Advance practice nurses have the ability to write for all manner of Rxs, that is consistant with thier training. I have never understood why an RN with our education in meds couldn't get OTC meds for our patients. Honestly- if it was 9-5 the guy could have strolled down to the gift shop and bought a roll of tums, but in the middle of the night we can't offer this simple relief without the blessing of the allmighty MD. How about a line on the admission order sheet that says "OTC meds at nurses discression" and a checkbox( or better yet- a hospital policy that says we can order OTC meds unless denied by a specific order)? The pharmacy could have a list of RN orderable meds.
While this is all true... Perhaps calling him in the wee hours with these petty concerns would make him think twice about not ordering things like Tums and Tylenol on his post op patients.
Where I work the residents on surgery services that take call at home are most of the time NOT THE ONES who admitted/operated on the patient, just the one on call that night , who will be in at 5-6 am for the OR. another mockery of nursing some of these posts represent.
Where I work the residents on surgery services that take call at home are most of the time NOT THE ONES who admitted/operated on the patient, just the one on call that night , who will be in at 5-6 am for the OR. another mockery of nursing some of these posts represent.

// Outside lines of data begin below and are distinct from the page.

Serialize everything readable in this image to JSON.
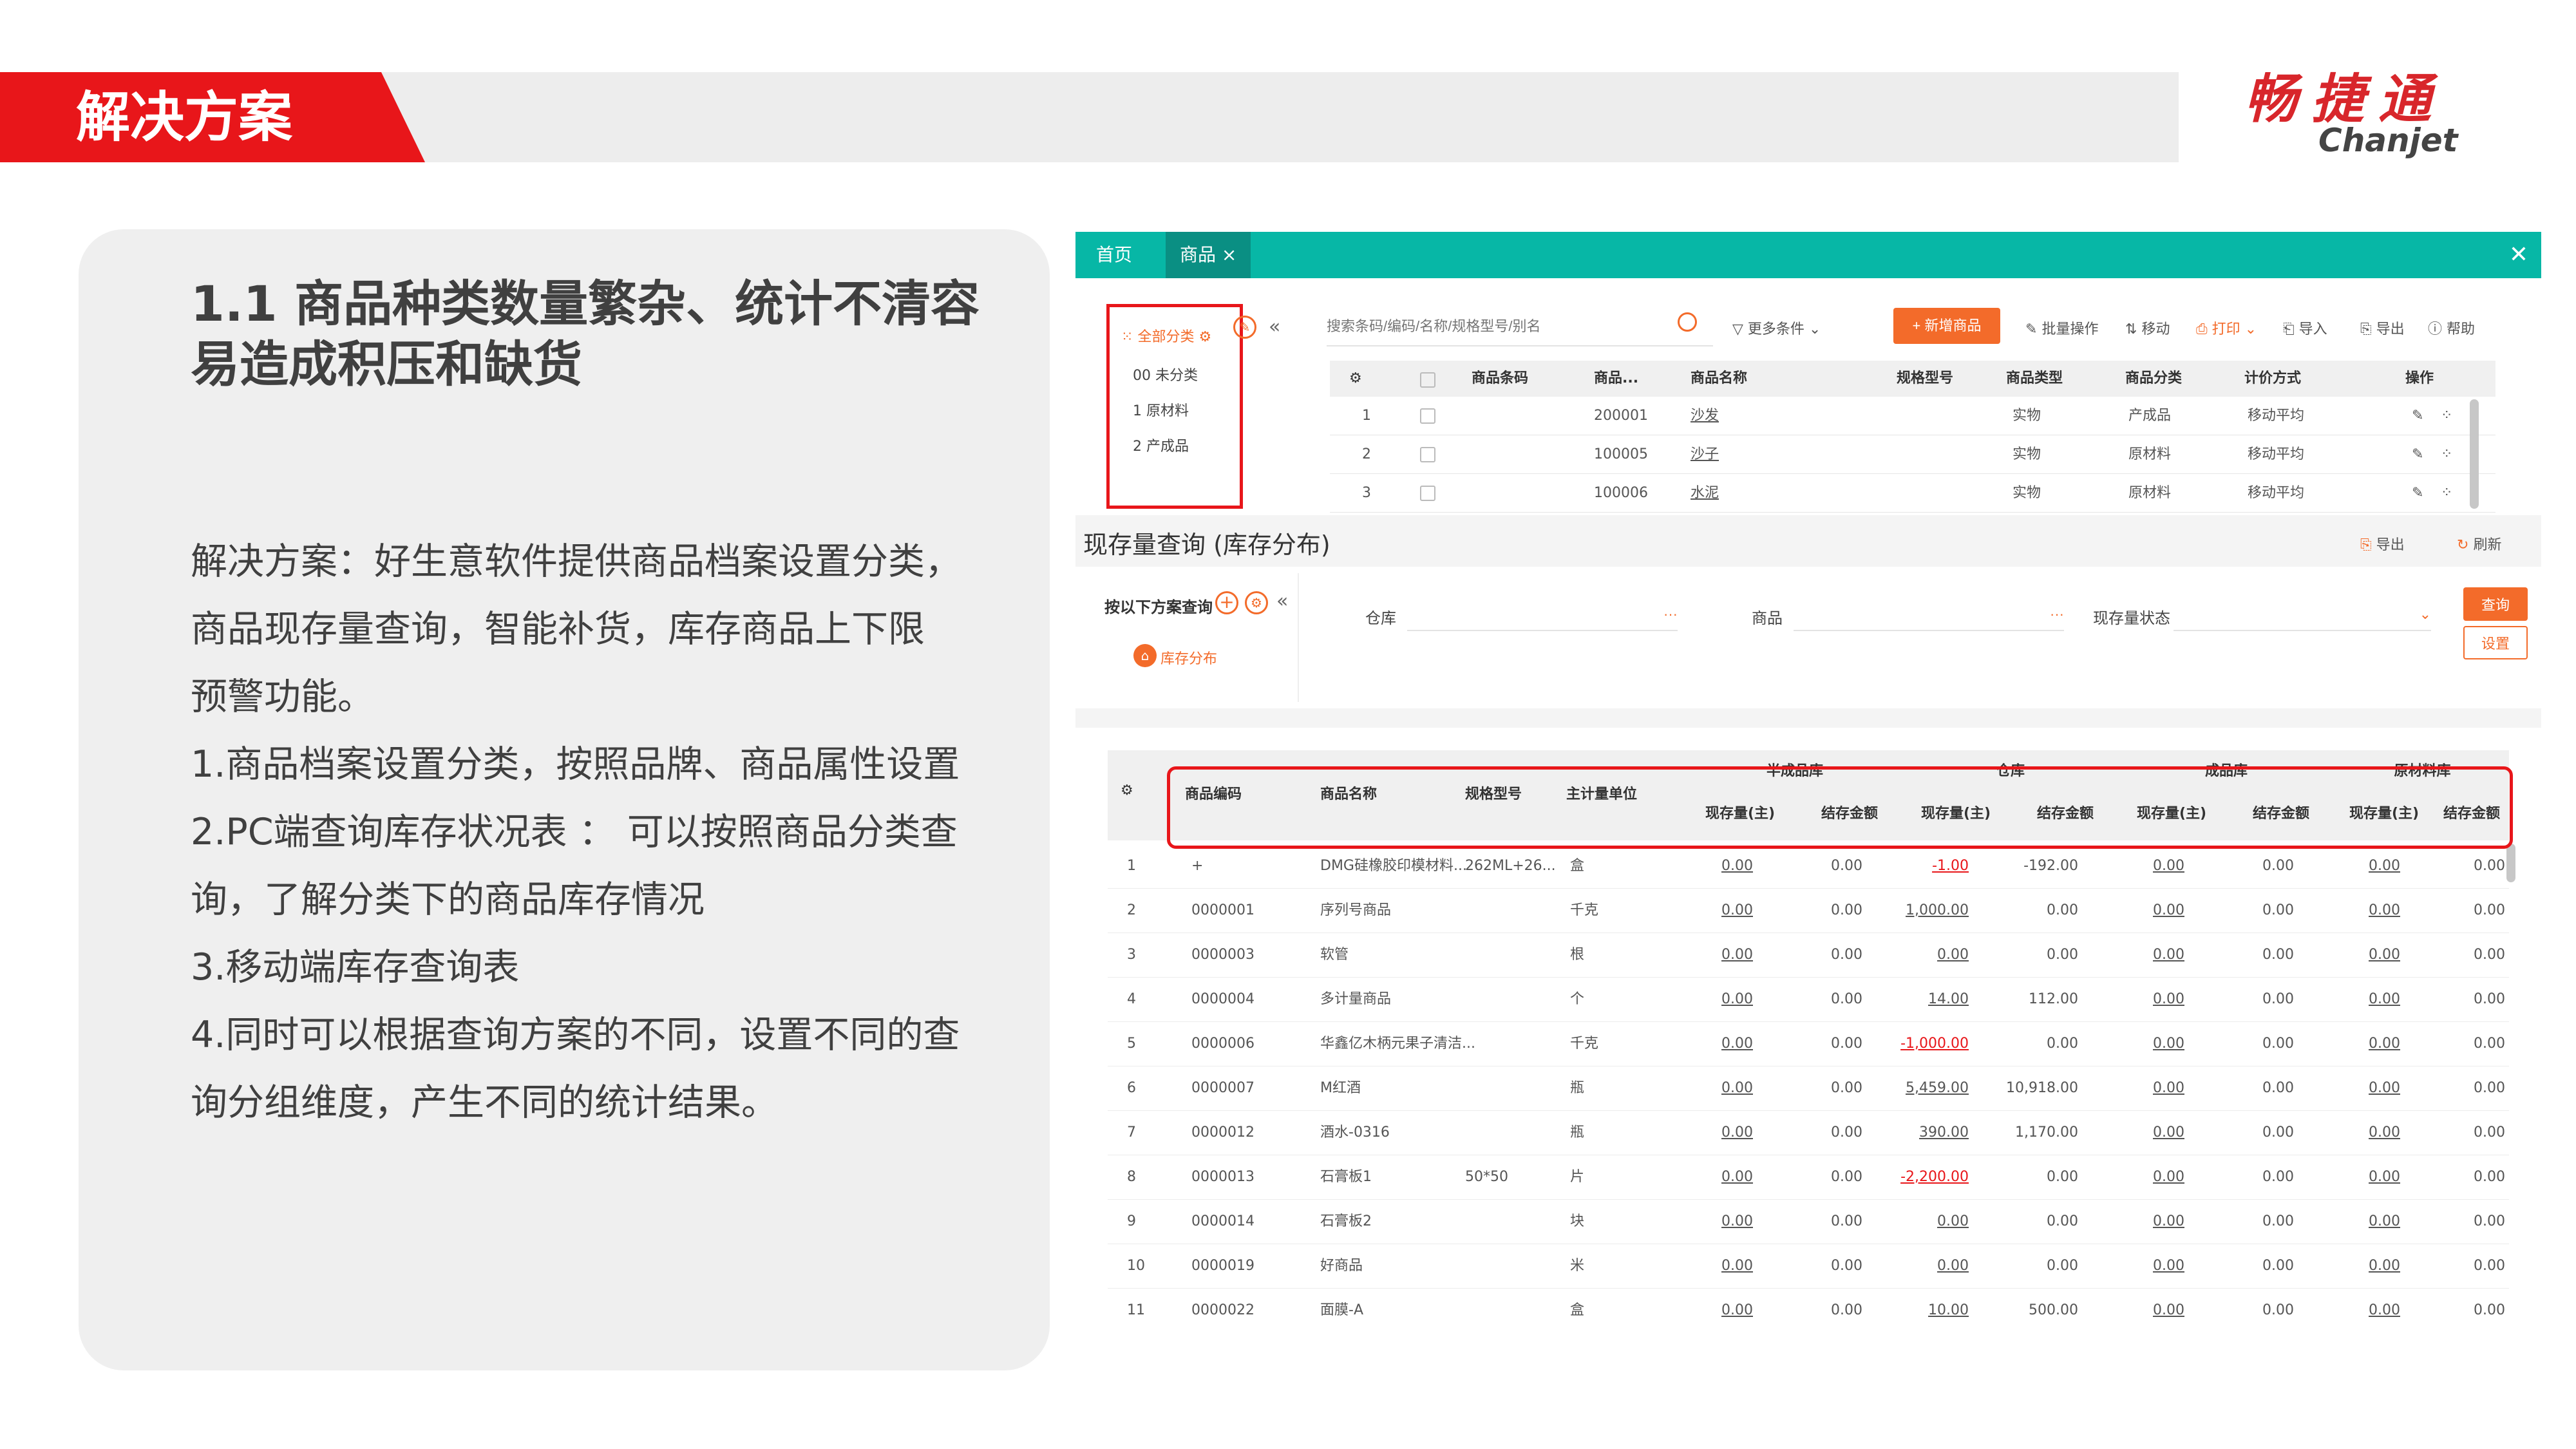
{
  "slide": {
    "section_title": "解决方案",
    "logo_cn": "畅捷通",
    "logo_en": "Chanjet",
    "card_title": "1.1 商品种类数量繁杂、统计不清容易造成积压和缺货",
    "body_lines": [
      "解决方案：好生意软件提供商品档案设置分类，",
      "商品现存量查询，智能补货，库存商品上下限",
      "预警功能。",
      "1.商品档案设置分类，按照品牌、商品属性设置",
      "2.PC端查询库存状况表 ： 可以按照商品分类查",
      "询，了解分类下的商品库存情况",
      "3.移动端库存查询表",
      "4.同时可以根据查询方案的不同，设置不同的查",
      "询分组维度，产生不同的统计结果。"
    ]
  },
  "app": {
    "tabs": [
      "首页",
      "商品"
    ],
    "categories": {
      "all": "全部分类",
      "items": [
        "00 未分类",
        "1 原材料",
        "2 产成品"
      ]
    },
    "search_placeholder": "搜索条码/编码/名称/规格型号/别名",
    "more_conditions": "更多条件",
    "new_button": "+ 新增商品",
    "tools": [
      "批量操作",
      "移动",
      "打印",
      "导入",
      "导出",
      "帮助"
    ],
    "goods_headers": [
      "商品条码",
      "商品...",
      "商品名称",
      "规格型号",
      "商品类型",
      "商品分类",
      "计价方式",
      "操作"
    ],
    "goods_rows": [
      {
        "no": "1",
        "code": "200001",
        "name": "沙发",
        "type": "实物",
        "cat": "产成品",
        "cost": "移动平均"
      },
      {
        "no": "2",
        "code": "100005",
        "name": "沙子",
        "type": "实物",
        "cat": "原材料",
        "cost": "移动平均"
      },
      {
        "no": "3",
        "code": "100006",
        "name": "水泥",
        "type": "实物",
        "cat": "原材料",
        "cost": "移动平均"
      }
    ],
    "inventory": {
      "title": "现存量查询 (库存分布)",
      "export": "导出",
      "refresh": "刷新",
      "scheme_label": "按以下方案查询",
      "dist_label": "库存分布",
      "filters": {
        "warehouse": "仓库",
        "goods": "商品",
        "status": "现存量状态"
      },
      "query_button": "查询",
      "settings_button": "设置",
      "fixed_headers": [
        "商品编码",
        "商品名称",
        "规格型号",
        "主计量单位"
      ],
      "group_headers": [
        "半成品库",
        "仓库",
        "成品库",
        "原材料库"
      ],
      "sub_headers": [
        "现存量(主)",
        "结存金额"
      ],
      "rows": [
        {
          "no": "1",
          "code": "+",
          "name": "DMG硅橡胶印模材料...",
          "spec": "262ML+26...",
          "unit": "盒",
          "vals": [
            "0.00",
            "0.00",
            "-1.00",
            "-192.00",
            "0.00",
            "0.00",
            "0.00",
            "0.00"
          ]
        },
        {
          "no": "2",
          "code": "0000001",
          "name": "序列号商品",
          "spec": "",
          "unit": "千克",
          "vals": [
            "0.00",
            "0.00",
            "1,000.00",
            "0.00",
            "0.00",
            "0.00",
            "0.00",
            "0.00"
          ]
        },
        {
          "no": "3",
          "code": "0000003",
          "name": "软管",
          "spec": "",
          "unit": "根",
          "vals": [
            "0.00",
            "0.00",
            "0.00",
            "0.00",
            "0.00",
            "0.00",
            "0.00",
            "0.00"
          ]
        },
        {
          "no": "4",
          "code": "0000004",
          "name": "多计量商品",
          "spec": "",
          "unit": "个",
          "vals": [
            "0.00",
            "0.00",
            "14.00",
            "112.00",
            "0.00",
            "0.00",
            "0.00",
            "0.00"
          ]
        },
        {
          "no": "5",
          "code": "0000006",
          "name": "华鑫亿木柄元果子清洁...",
          "spec": "",
          "unit": "千克",
          "vals": [
            "0.00",
            "0.00",
            "-1,000.00",
            "0.00",
            "0.00",
            "0.00",
            "0.00",
            "0.00"
          ]
        },
        {
          "no": "6",
          "code": "0000007",
          "name": "M红酒",
          "spec": "",
          "unit": "瓶",
          "vals": [
            "0.00",
            "0.00",
            "5,459.00",
            "10,918.00",
            "0.00",
            "0.00",
            "0.00",
            "0.00"
          ]
        },
        {
          "no": "7",
          "code": "0000012",
          "name": "酒水-0316",
          "spec": "",
          "unit": "瓶",
          "vals": [
            "0.00",
            "0.00",
            "390.00",
            "1,170.00",
            "0.00",
            "0.00",
            "0.00",
            "0.00"
          ]
        },
        {
          "no": "8",
          "code": "0000013",
          "name": "石膏板1",
          "spec": "50*50",
          "unit": "片",
          "vals": [
            "0.00",
            "0.00",
            "-2,200.00",
            "0.00",
            "0.00",
            "0.00",
            "0.00",
            "0.00"
          ]
        },
        {
          "no": "9",
          "code": "0000014",
          "name": "石膏板2",
          "spec": "",
          "unit": "块",
          "vals": [
            "0.00",
            "0.00",
            "0.00",
            "0.00",
            "0.00",
            "0.00",
            "0.00",
            "0.00"
          ]
        },
        {
          "no": "10",
          "code": "0000019",
          "name": "好商品",
          "spec": "",
          "unit": "米",
          "vals": [
            "0.00",
            "0.00",
            "0.00",
            "0.00",
            "0.00",
            "0.00",
            "0.00",
            "0.00"
          ]
        },
        {
          "no": "11",
          "code": "0000022",
          "name": "面膜-A",
          "spec": "",
          "unit": "盒",
          "vals": [
            "0.00",
            "0.00",
            "10.00",
            "500.00",
            "0.00",
            "0.00",
            "0.00",
            "0.00"
          ]
        }
      ]
    }
  }
}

A mockery of nursing these posts represent? What does that have to do with what I said?
Perhaps the system needs some tweaking if a doctor who needs to be in the OR at 5am is also taking call in a hospital that doesn't have standing orders for common complaints. It's not the nurse nor the patient's fault.
PMFB-RN, RN
5,351 Posts
*** Gee, wouldn't that be great? It would be great to call a physician, present my assessment findings and pertinant information and recieve an order. Wow! I can hardly imagine it. Better than what I get about 9/10 times, "well what do you usually do?", or "just tell me what you want me to order", or "golly gee I am not sure, what would you suggest?".